Another all-female group, Pillow Queens come from Dublin. They also happen to be homosexual, and this fact is important to appreciate the meaning of their song Gay Girls.
In the song they sing about a girl growing up in a traditional catholic background while coming to terms with her homosexuality. It's all depicted in a sort of inner consciousness stream, with thoughts, phrases, and names mingling. It is subtle and clever.
The music opens with a melancholic and intimate tone, but evolves towards an anthemic finale. It's a great Indie song.
The video for the song gives another hint about the wider scope of the song: in it, a child finds comfort and solace from fraught family dynamics in friendship. At the same time, the video plays with the tropes of a catholic upbringing (Confirmation dresses, the Eucharist): it is defiant and impudent. And somehow, it seems an apposite commentary on the current attitudes in the Republic of Ireland: a country that, after a referendum that approved Equal Marriage, sees itself as being open and socially progressive.
One among other all-female rock bands, Powpig come from Limerick in Ireland, and it is astonishing they are barely out of school.
Despite their young age, they demonstrate great aptitude at using some of the canons of pop music in original and inventive ways. And, together with this aptitude, they also display an 'in your face' attitude: they don't seem to care what you and I may think of them, they will keep doing their own thing and have fun while doing it.
Their sound and attitude reminds me of another all-female band, the Slits, but this might be a lazy and ungenerous comparison: Powpig may have many influences, but they seem intent in creating their own niche.
I saw Powpig play live this year: they supported Band Girl and opened their gigs in Dublin this November. On stage they displayed great competence and mastery: the drummer is particularly good, while all the other members swapped instruments from song to song, showing a further interesting side to the band.
Mayday is a particularly good song, with jangling guitars, and a nice change of tempo by the end of the song. Like many good pop songs, it feels as if it was just coming naturally on the spot, and all the sophistication that keeps it flowing is hidden from view. In mastering the art of making something sophisticated and clever sound simple and easy, Powpig seems to follow on the path of other great pop-groups like Orange Juice and Aztec Camera.
They have not yet released a full album, although some of the songs they played in Dublin indicate they are producing solid songs for further outputs.
Drahla are, for wanting of a better word, a post-punk band.
Many other bands seem to get inspiration from that period between the end of the 70s and the early 80s when the ethos of punk and technological innovations allowed many bands space to experiment and reach new audiences. I think that the ethos and sound of post-punk is still relevant today, so I welcome bands like Drahla.
Twelve Divisions of the Day is a good example of the dark unsettling undertone of many of Drahla's songs from their 2019 album Useless Coordinates. I could have indeed chosen almost any other song from their album as an exemplar of Drahla's mastery, e.g. Stimulus for Living, or Pyramid Estate: it is a very solid album.

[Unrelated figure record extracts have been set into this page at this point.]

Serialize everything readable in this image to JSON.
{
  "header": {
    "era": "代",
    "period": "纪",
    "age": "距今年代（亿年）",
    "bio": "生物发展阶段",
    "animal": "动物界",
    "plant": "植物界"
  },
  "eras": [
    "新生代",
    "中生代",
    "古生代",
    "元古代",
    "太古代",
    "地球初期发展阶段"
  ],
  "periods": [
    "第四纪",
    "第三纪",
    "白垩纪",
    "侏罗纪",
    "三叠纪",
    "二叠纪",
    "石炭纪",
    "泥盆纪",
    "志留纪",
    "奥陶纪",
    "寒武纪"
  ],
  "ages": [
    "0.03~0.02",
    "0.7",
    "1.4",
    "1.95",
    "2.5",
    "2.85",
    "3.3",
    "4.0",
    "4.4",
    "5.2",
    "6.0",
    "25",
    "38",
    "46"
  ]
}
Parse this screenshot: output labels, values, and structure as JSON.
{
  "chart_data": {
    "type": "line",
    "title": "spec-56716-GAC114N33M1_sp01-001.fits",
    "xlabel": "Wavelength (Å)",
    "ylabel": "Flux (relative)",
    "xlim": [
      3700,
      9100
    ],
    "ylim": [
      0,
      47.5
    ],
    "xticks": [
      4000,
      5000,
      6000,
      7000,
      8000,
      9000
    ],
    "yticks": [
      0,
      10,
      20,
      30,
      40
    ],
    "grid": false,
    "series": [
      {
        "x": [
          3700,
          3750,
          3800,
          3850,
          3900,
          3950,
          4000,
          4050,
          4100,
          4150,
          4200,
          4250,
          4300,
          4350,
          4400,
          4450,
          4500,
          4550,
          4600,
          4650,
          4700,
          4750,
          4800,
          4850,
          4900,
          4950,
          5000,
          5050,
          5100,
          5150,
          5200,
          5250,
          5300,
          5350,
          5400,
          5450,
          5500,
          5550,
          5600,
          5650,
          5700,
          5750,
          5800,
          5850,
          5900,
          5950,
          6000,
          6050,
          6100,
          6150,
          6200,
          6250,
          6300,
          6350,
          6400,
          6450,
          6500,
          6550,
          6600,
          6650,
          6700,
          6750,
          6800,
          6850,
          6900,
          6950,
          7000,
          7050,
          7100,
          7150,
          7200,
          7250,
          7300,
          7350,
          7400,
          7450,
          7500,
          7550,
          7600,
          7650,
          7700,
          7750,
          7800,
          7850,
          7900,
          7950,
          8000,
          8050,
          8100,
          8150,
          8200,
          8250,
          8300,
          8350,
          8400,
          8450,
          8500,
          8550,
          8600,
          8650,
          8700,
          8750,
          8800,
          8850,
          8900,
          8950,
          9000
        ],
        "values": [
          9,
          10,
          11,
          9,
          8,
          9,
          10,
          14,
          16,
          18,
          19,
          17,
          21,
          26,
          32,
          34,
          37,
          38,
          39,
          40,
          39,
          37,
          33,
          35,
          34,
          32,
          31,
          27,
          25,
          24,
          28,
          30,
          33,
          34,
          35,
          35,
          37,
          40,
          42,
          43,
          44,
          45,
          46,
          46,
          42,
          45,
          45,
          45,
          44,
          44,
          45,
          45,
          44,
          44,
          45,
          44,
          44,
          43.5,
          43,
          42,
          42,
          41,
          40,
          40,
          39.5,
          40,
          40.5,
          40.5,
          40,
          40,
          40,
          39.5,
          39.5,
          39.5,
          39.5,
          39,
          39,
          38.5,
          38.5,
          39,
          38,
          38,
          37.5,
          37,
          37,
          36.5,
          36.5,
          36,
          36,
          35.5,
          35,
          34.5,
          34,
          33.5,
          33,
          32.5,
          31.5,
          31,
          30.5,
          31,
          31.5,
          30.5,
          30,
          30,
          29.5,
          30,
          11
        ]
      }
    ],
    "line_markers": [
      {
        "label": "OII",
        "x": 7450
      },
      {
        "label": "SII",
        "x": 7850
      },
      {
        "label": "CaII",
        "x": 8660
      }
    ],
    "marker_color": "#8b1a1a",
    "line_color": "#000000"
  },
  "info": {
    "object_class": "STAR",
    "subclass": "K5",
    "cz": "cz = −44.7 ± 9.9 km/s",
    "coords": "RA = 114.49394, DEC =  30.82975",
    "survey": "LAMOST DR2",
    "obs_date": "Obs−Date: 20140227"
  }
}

The heavy bass lines may remind of Joy Division and Siouxsie and the Banshees, but the uneven, angular structures of the song, with the introduction of a saxophone to provide further sharpness, make their sound interesting. And it's a sound that it still relevant in conveying and emphasising universal, and yet very topical, feelings of alienation and estrangement.
I don't usually have much time for Hip Hop, at least in its current debased form, but Dublin rapper Kojaque somehow caught my attention.
For one thing, there seems to be honesty and integrity in his work. Flu shot is a good example, with Kojaque singing about being "tired of shopping at Aldi", but the line that cracks me everytime is the one where refers to dealing with Major Labels, and he says that he's "one step ahead of the Majors, I fuck myself in my sleep". You see, Kojaque runs his onw record label, thanks to a grant from a young entepreneurship scheme.
Apart from the clever self-mockery, what drives me to Kojaque is his music: he loves good old jazz, as demonstrated by his signing of a band like Five to Two, and has used samples from artists like Sun Ra in his songs. His jazz influences are also evident in the way he uses them in arranging his songs live. Flu Shot is a good example of how this passion for jazz can be channeled into a good Hip Hop song.
The other notable thing about singl Flu Shot is the video that went with it, a very good production, at times hilarious. So, well done Kojaque for your passion in good music and all that can be channelled through music.